Factorization Regret mediates compositional generalization in latent space
arXiv:2603.27134v5 Announce Type: replace
Abstract: Are there still barriers to generalization once all of the relevant variables are known? We address this question via a framework that casts compositional generalization as a variational inference problem over latent variables with parametric interactions. To explore this framework, we develop the Cognitive Gridworld, a stationary Partially Observable Markov Decision Process (POMDP) in which observations are generated jointly by multiple latent variables, yet feedback is provided only for a single goal variable. This setting allows us to describe Factorization Regret: an information-theoretic quantity that measures the contribution of latent variable interactions to task performance. Using this metric, we first analyze Recurrent Neural Networks (RNNs) that are explicitly provided with the interactions and find that Factorization Regret explains the accuracy gap between Echo State and Fully Trained networks.
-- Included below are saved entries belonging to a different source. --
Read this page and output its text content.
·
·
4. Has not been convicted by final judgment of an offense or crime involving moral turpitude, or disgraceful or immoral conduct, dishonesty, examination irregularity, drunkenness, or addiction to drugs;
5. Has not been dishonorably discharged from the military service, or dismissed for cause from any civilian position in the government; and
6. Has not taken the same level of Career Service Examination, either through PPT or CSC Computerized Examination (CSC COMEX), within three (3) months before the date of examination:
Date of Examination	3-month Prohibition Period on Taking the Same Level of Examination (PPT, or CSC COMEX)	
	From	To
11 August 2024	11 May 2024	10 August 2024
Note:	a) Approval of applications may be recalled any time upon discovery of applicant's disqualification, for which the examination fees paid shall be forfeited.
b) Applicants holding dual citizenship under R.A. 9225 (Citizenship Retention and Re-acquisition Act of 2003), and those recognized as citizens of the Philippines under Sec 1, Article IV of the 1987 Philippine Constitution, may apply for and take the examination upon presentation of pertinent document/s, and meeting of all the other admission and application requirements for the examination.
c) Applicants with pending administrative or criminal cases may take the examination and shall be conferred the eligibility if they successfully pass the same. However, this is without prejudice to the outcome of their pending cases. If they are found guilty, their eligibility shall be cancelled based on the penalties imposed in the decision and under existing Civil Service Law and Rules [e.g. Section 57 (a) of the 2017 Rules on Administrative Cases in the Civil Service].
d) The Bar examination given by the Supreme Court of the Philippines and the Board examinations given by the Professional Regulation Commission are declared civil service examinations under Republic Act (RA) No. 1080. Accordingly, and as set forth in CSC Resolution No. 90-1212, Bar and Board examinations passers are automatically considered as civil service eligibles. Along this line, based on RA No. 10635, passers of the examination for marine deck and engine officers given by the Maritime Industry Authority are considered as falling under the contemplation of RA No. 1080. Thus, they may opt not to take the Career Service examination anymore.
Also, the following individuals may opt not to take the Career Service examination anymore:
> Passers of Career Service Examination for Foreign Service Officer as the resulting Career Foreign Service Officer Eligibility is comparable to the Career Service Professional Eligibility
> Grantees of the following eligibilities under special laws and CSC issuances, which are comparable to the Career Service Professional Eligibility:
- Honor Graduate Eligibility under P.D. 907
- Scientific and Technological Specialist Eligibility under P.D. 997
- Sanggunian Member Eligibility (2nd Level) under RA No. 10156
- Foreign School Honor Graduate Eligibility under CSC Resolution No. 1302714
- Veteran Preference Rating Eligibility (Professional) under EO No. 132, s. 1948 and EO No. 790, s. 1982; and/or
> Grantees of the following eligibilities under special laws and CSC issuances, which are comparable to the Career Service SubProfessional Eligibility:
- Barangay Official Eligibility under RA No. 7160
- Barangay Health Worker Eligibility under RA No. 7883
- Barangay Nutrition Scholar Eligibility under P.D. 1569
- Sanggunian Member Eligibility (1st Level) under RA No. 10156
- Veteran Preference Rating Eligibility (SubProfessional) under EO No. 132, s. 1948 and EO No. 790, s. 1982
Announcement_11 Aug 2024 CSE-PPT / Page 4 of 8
Additionally, our analysis uncovers a theoretically predicted failure mode, where confidence becomes decoupled from accuracy. These results suggest that utilizing the interactions between relevant variables is a non-trivial capability. We then address a harder regime where the interactions themselves must be learned by an embedding model. Learning how variables interact while learning how to infer their values is a variational inference problem. We approach this dilemma via Representation Classification Chains (RCCs), a novel architecture which disentangles variable inference and parameter estimation. We demonstrate that, by learning how variables interact, RCCs facilitate compositional generalization to novel combinations of relevant variables and offline learning in novel action spaces. Together, these results establish a theoretically grounded setting for researching, developing and evaluating goal-directed generalist agents.